Ci après quelques paragraphes attirantes du livre:


"Les armes de droit ne sont pas utilisées par les autorités pour appliquer le droit tel qu’il est, ou par les victimes dans un but émancipatoire, elles permettent souvent d’exercer un intense lobbying législatif en vue de conforter leurs intérêts et de développer une efficace ingénierie juridique et fiscale en vue d’échapper aux rigueurs de la loi qui s’impose aux autres".
F. Ost, A quoi sert le droit, Bruylant, juin 2016, p 81


"Elle laisse aux opérateurs les plus puissants le choix stratégique du système normatif qui convient le mieux à la maximisation de leurs intérêts.
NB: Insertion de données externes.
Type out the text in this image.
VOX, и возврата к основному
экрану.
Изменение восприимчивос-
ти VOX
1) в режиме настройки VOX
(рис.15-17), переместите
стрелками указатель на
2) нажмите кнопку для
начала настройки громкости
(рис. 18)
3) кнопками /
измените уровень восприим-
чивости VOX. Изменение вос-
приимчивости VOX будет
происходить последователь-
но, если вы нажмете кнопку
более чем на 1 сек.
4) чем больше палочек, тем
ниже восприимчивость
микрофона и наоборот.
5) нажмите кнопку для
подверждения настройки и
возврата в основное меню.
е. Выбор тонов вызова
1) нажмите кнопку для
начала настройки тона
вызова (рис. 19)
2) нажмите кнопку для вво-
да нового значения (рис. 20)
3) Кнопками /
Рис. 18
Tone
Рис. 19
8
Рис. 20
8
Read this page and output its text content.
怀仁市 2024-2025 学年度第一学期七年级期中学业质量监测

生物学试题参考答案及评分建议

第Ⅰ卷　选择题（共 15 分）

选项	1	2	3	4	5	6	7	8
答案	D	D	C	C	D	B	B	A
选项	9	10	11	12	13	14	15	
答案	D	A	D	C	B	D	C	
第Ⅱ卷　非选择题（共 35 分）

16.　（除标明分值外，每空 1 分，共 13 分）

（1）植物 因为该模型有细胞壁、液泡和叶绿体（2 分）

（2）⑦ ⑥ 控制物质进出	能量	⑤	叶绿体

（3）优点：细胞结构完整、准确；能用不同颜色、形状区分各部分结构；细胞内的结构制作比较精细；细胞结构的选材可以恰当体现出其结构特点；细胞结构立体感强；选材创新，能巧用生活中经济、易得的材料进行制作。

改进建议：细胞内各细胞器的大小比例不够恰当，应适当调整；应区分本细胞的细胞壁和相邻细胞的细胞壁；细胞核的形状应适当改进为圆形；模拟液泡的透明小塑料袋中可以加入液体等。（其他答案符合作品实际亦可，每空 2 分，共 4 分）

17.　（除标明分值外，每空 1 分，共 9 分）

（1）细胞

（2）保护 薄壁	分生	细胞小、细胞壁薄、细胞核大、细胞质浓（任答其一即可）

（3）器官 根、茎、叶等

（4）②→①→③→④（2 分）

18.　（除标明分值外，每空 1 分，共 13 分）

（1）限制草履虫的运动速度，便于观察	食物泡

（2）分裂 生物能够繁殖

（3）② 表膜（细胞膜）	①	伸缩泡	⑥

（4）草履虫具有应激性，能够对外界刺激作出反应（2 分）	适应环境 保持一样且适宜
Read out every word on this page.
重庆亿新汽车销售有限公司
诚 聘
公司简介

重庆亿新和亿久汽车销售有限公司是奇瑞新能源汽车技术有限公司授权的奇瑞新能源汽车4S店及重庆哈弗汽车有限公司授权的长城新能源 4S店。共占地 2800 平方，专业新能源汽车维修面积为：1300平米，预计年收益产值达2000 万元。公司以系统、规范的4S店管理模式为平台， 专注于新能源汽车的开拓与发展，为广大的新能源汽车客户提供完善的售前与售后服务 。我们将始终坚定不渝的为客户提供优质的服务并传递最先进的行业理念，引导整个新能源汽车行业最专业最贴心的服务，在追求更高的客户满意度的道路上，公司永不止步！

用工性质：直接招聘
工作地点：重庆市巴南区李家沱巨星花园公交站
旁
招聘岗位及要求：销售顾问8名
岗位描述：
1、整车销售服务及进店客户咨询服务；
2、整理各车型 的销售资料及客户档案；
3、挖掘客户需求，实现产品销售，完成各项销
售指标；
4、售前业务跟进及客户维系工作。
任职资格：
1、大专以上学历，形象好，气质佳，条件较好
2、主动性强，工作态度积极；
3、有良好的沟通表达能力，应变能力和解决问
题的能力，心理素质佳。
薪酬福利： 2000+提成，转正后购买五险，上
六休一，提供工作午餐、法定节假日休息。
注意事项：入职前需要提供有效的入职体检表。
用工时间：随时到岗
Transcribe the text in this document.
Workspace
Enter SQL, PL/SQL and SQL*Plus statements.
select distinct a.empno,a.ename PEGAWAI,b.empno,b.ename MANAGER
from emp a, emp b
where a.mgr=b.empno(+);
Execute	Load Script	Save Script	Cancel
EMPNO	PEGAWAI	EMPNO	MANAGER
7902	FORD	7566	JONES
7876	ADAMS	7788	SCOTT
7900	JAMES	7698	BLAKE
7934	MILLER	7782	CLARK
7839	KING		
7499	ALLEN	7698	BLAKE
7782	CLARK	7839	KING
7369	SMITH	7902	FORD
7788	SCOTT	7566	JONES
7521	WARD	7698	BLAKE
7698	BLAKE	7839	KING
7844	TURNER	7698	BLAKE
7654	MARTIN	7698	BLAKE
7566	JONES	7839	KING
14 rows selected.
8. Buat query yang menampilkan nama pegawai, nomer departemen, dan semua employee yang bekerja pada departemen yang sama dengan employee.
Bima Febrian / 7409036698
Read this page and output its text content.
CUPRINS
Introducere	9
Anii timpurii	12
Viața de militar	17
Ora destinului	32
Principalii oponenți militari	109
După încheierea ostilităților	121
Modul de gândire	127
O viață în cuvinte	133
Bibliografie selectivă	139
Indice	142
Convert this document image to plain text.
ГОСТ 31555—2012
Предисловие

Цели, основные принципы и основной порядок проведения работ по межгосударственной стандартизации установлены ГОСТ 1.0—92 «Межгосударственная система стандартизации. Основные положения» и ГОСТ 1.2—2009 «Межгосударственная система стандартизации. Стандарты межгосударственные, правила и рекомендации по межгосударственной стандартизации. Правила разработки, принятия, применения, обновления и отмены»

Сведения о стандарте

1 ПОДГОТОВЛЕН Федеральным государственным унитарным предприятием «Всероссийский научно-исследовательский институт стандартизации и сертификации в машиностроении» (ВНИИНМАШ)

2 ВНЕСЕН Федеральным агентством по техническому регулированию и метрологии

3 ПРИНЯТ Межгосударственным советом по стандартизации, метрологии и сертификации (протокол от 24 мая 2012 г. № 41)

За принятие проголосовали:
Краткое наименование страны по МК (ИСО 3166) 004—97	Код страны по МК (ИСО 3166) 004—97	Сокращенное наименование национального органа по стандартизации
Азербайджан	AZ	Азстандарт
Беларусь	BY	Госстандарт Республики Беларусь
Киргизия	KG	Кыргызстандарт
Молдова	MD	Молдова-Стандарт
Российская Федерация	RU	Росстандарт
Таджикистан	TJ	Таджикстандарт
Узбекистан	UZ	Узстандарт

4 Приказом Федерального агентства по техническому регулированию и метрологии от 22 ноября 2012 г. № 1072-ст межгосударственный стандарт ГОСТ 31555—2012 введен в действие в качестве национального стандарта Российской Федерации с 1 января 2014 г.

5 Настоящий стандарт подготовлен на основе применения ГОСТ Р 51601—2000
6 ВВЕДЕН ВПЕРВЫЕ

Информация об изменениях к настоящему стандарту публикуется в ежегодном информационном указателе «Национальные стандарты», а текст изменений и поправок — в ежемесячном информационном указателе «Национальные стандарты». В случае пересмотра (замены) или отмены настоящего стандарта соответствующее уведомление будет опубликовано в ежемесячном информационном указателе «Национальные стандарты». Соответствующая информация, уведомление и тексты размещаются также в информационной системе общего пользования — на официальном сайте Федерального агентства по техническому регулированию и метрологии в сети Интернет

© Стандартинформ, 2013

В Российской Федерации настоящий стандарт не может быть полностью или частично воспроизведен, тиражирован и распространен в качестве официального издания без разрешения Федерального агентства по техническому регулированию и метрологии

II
Dans ces conditions, les entreprises transnationales n’hésiteront pas à délocaliser leurs activités ou leur siège social pour pratiquer le law shoping qui leur est le plus avantageux" 
F. Ost, à quoi sert le droit, p 498.

mercredi 5 avril 2017, 16:52 UTC+02
Dès lors que le juge est appelé à faire preuve de « sagesse pratique en situation », il devra, dans certains cas, corriger la loi par l’équité, car « sur certains points il n’est pas possible de s’exprimer correctement en termes généraux » Aristote, Éthique à Nicomaque, trad. par R. Bodeüs, Paris, Flammarion, 2008, 1, V, pp. 92-94.

jeudi 6 avril 2017, 15:47 UTC+02
"On est aujourd’hui avec une équité qui reste subreptice, secrète, enfouie, déguisée, maquillée, de sorte que, si danger il y a pour la sécurité juridique, c’est bien plutôt dans la dissimulation du fait que certaines décisions sont prises en équité" l’insécurité ne vient pas du recours à des théories correctrices, mais de son caractère clandestin et implicite". 
F. Ost, à quoi sert le droit, p 505

jeudi 6 avril 2017, 19:29 UTC+02
"Pourquoi l’ours est-il qualifié de « mauvais raisonneur » ? 
Parce qu’il s’en tient à un syllogisme théorique qui, à partir d’une prémisse unique (il faut préserver le sommeil du dormeur), le conduit à une solution aussi logique que destructrice. S’il s’était donné le temps de la réflexion, il aurait compris que la mission qui lui était impartie ne devait pas se réaliser à tout prix, et que d’autres objectifs, restés implicites, étaient plus importants encore. parce qu’il part de la règle et non du cas ; il s’en tient à ce qui est le plus simple et ce qu’il connaît : son ordre de mission. Le malheur est que, en l’occurrence, la réalité ne lui demande pas « quel est ton devoir ? », mais plutôt : « Dans le cas présent, comment remplir au mieux ta mission ?".